Good girls listen, hasn't your mother told you that? You need to listen or else you'll make a fool out of yourself and others ”. It cut me down to size. I was no longer the clever little girl who outsmarted her dress code; instead, I was a fool. We drove home in silence that night, and I felt the tears welling up in my eyes. I hated the dress, but I loved my grandmother. 

The sting stuck with me several hours after returning home. I looked in the mirror; I saw what I had done. I thought this was going to be a glorious transformation; I had finally shed my oppressive garment. I should have been happy, but I wasn’t. I wasn't happy. I felt dirty. I had disappointed someone I cared about for the sake of my own comfort. I cried.

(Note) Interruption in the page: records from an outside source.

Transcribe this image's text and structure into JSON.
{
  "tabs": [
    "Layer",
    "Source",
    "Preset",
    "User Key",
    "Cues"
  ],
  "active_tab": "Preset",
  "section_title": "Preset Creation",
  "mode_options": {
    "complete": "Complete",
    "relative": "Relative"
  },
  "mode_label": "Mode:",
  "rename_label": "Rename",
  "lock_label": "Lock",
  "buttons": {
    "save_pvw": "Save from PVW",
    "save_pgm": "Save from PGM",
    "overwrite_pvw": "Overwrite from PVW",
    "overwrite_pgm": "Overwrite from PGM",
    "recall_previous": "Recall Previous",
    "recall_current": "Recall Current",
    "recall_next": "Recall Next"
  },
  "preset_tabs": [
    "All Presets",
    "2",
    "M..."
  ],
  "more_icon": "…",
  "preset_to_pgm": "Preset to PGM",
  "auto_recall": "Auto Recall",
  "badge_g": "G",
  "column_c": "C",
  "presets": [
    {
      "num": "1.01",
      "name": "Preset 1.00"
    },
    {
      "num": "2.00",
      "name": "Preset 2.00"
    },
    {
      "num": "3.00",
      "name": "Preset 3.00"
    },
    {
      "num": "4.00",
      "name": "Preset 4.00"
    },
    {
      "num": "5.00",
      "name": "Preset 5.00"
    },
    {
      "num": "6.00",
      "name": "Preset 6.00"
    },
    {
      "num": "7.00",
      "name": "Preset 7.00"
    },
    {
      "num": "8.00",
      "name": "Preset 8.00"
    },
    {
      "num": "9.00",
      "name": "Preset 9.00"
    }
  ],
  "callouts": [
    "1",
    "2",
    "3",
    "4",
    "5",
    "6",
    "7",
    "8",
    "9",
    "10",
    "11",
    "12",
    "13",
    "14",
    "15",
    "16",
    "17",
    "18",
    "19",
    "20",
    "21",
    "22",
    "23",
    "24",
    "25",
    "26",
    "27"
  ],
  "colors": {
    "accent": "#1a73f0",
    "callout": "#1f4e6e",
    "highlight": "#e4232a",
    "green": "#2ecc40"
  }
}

Years passed, and I almost forgot the incident entirely, but as I aged, I began to dissect my past to try and understand who I was then, and who I am now, and who I may become. Recanting that instance, I began to wonder, why did it matter. I was a child, why was it so important for me to be in a dress? 

I didn't feel bad about it until I was told that I should be. The half an hour I sat in that pew without my dress was without a doubt the best feeling I'd ever gotten within the walls of that church. I felt smart and powerful; I admired the problem-solving skills it took to come up with my dastardly plan, and the gaul it took to carry it out. 

Why had I felt so guilty? For years after, I adopted the same mantra I had been told that fateful day, “Good girls ______”. I didn't question when someone told me not to do something that I saw no problem with because I took everything at complete face value. That’s what you're taught, especially as a female. 

Whether it be a dress code or a job expectation, women are implicitly told everyday “right” from “wrong”. Acting “womanly” implies that you don't talk back when someone tells you to do something, and “manning up” is definitely perceived better than its nonexistent counterpart “womaning up”.

I may have not realized it at the time, but that incident in the church was my first act of feminist rebellion, and definitely was not my last. I’m lucky; I was born with a lot of grit, so I stand up for myself when I am being mistreated for any reason, but not everyone does. I know this story is familiar to millions of women everywhere, but I also know many of you have internalized this sexism as I once did, living by the old adage “Good girls ______” so I implore you: be bad; do the things that scare you; don’t shy away from the conflict, and never look back.